Post 9/11 especially, we have given up so much freedom already, in the name of security.  It should count for something we can point to, and say: For this, we made a sacrifice.  We all chose to willingly give up a little something, so that everyone else could have their fair share.  We already do it every time we stop at a traffic light, and wait for the other guy to, as the Declaration of Independence names it, “pursue [his] happiness.”  It’s not total freedom.  It’s what the Founders who wrote the U.S. Constitution–yes, the same ones who called it a human right to bear arms–called Liberty.  A restriction on freedom, to protect the greater good.   When people–regular people–say “Freedom isn’t free,” what they really mean is that, by its nature, liberty isn’t free.  You earn it.  WE earn it.  By deciding what’s really most important, and letting the rest go.

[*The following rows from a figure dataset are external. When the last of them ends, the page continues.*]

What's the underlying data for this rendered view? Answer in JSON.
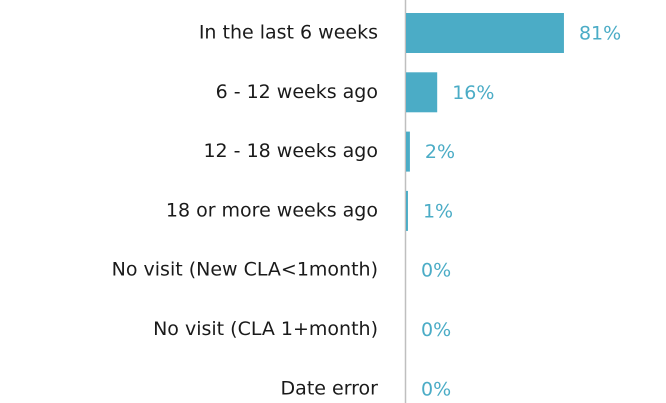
{
  "chart_data": {
    "type": "bar",
    "orientation": "horizontal",
    "categories": [
      "In the last 6 weeks",
      "6 - 12 weeks ago",
      "12 - 18 weeks ago",
      "18 or more weeks ago",
      "No visit (New CLA<1month)",
      "No visit (CLA 1+month)",
      "Date error"
    ],
    "values": [
      81,
      16,
      2,
      1,
      0,
      0,
      0
    ],
    "value_labels": [
      "81%",
      "16%",
      "2%",
      "1%",
      "0%",
      "0%",
      "0%"
    ],
    "color": "#4bacc6"
  }
}
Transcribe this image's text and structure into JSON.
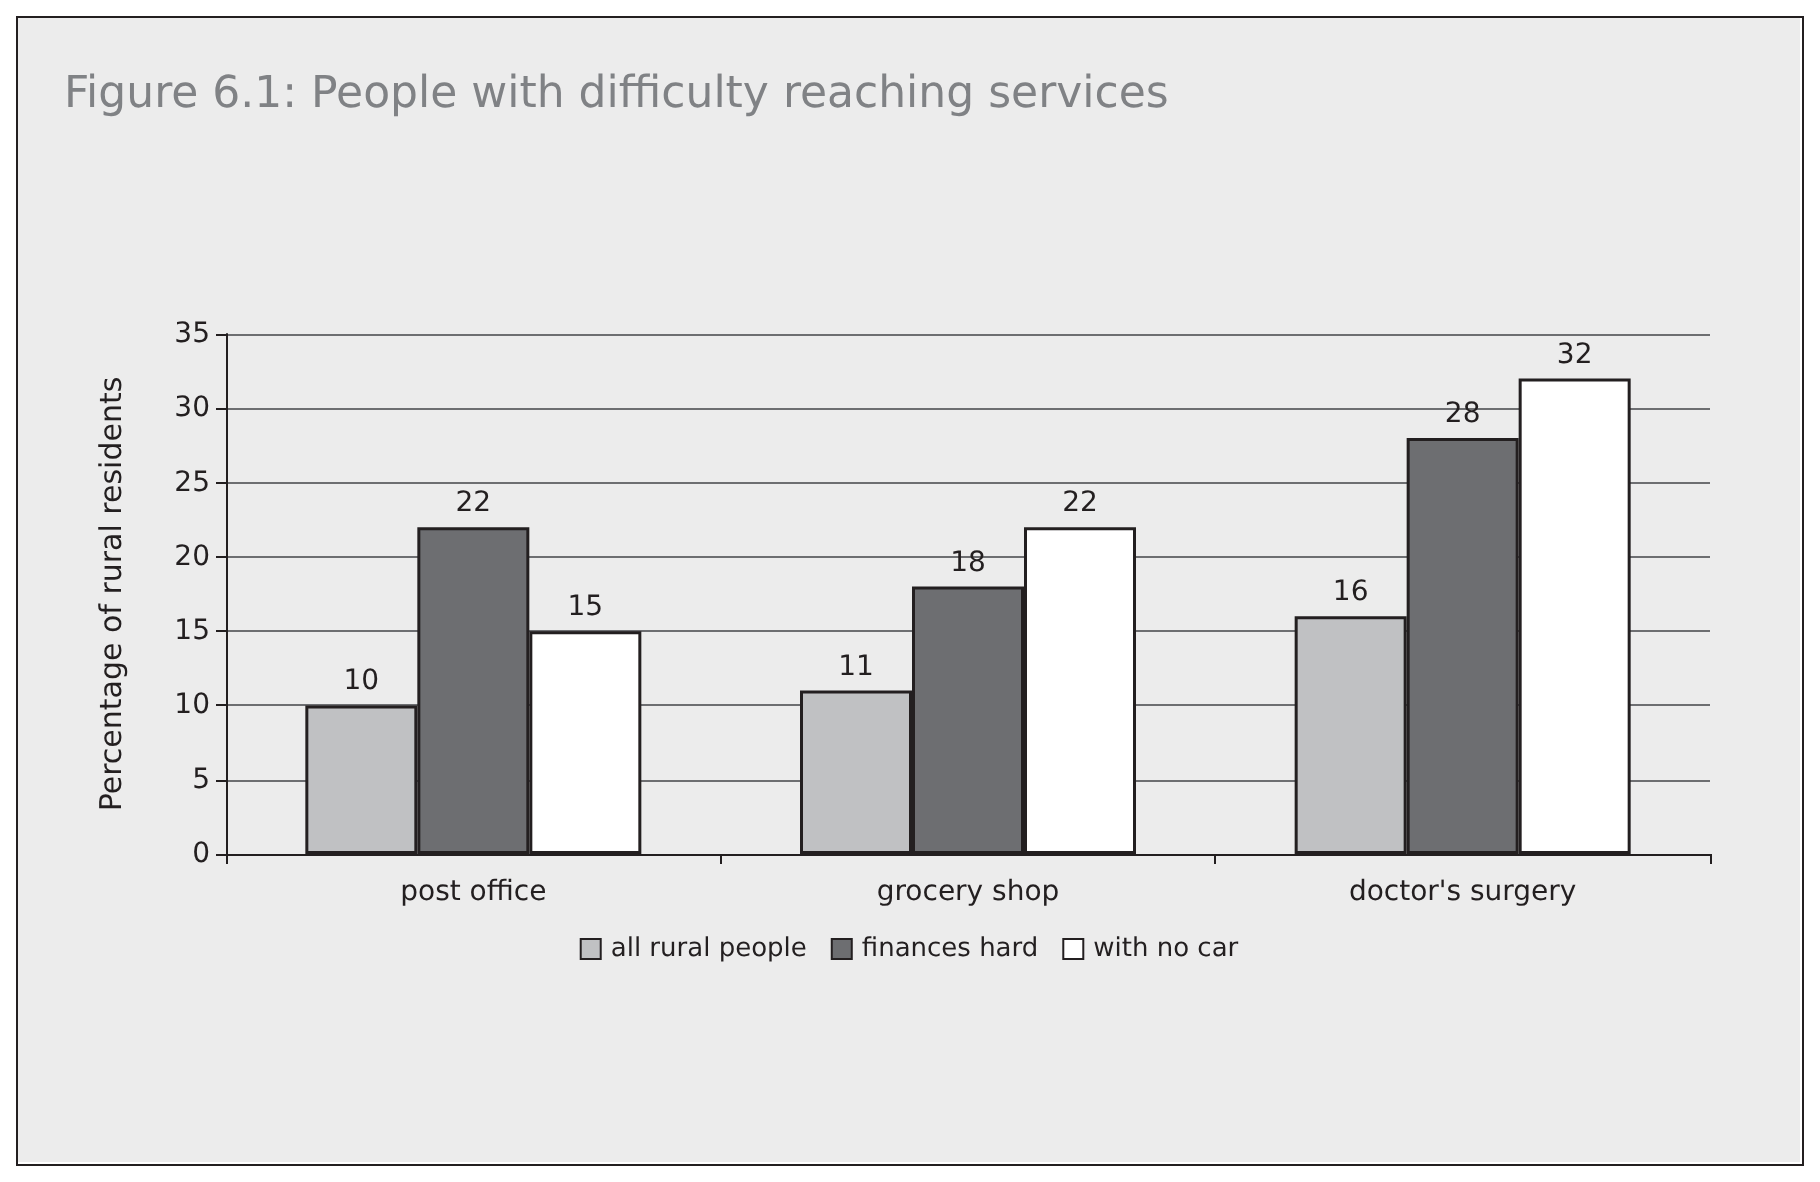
{
  "chart_data": {
    "type": "bar",
    "title": "Figure 6.1: People with difficulty reaching services",
    "ylabel": "Percentage of rural residents",
    "categories": [
      "post office",
      "grocery shop",
      "doctor's surgery"
    ],
    "series": [
      {
        "name": "all rural people",
        "color": "#c0c1c3",
        "values": [
          10,
          11,
          16
        ]
      },
      {
        "name": "finances hard",
        "color": "#6d6e71",
        "values": [
          22,
          18,
          28
        ]
      },
      {
        "name": "with no car",
        "color": "#ffffff",
        "values": [
          15,
          22,
          32
        ]
      }
    ],
    "ylim": [
      0,
      35
    ],
    "yticks": [
      0,
      5,
      10,
      15,
      20,
      25,
      30,
      35
    ],
    "grid": "y",
    "legend": "bottom",
    "data_labels": true
  }
}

You wanna Choose Life for another person?  Turn off the BS screens and the rhetoric and the class-loyalty and race-loyalty and party-loyalty long enough to realize that choosing bullets is not even close to Choosing Life.

Call to Action: What can we do?

I’d like to lay it at all at the feet of the lawmakers, but I don’t have the heart to do it anymore.  They’re clearly not able.  They need our help.  Not just Democrats, not just Republicans, or Indies, or non-party members.  ALL OF US.

We need to hold Congress accountable.  To do their jobs.  To represent us.

We need to reconsider what’s more important: loyalty, or life.

I swear I will go out and change my party affiliation for this.  Because crap is crap, no matter what name it calls itself by.

As election time approaches, and politicians start sending mailings and shaking hands and kissing babies, you wait, because someone is going to come to you for a vote, from Dog Catcher to President.  Liberal or Conservative, shake their hand in a gesture of peace, and then challenge them with a direct question:

What are you DOING about gun violence? At your level?  NOW?

No promises, no plans or visions.  ACTION.

Any equivocation should be met with a single response:  You will not have my vote on election day without a clear ACTION LIST, not a PROMISE, for what you are contributing to the elimination of gun violence in America.  And if your opponent, of whatever party–Republican, Democrat, Indie, Green, Blue or Pink–has one that’s better, s/he WILL get my vote.

Then watch something happen. . .because, as a wise American once wrote, No matter how small the beginning, something once well-done, is done forever.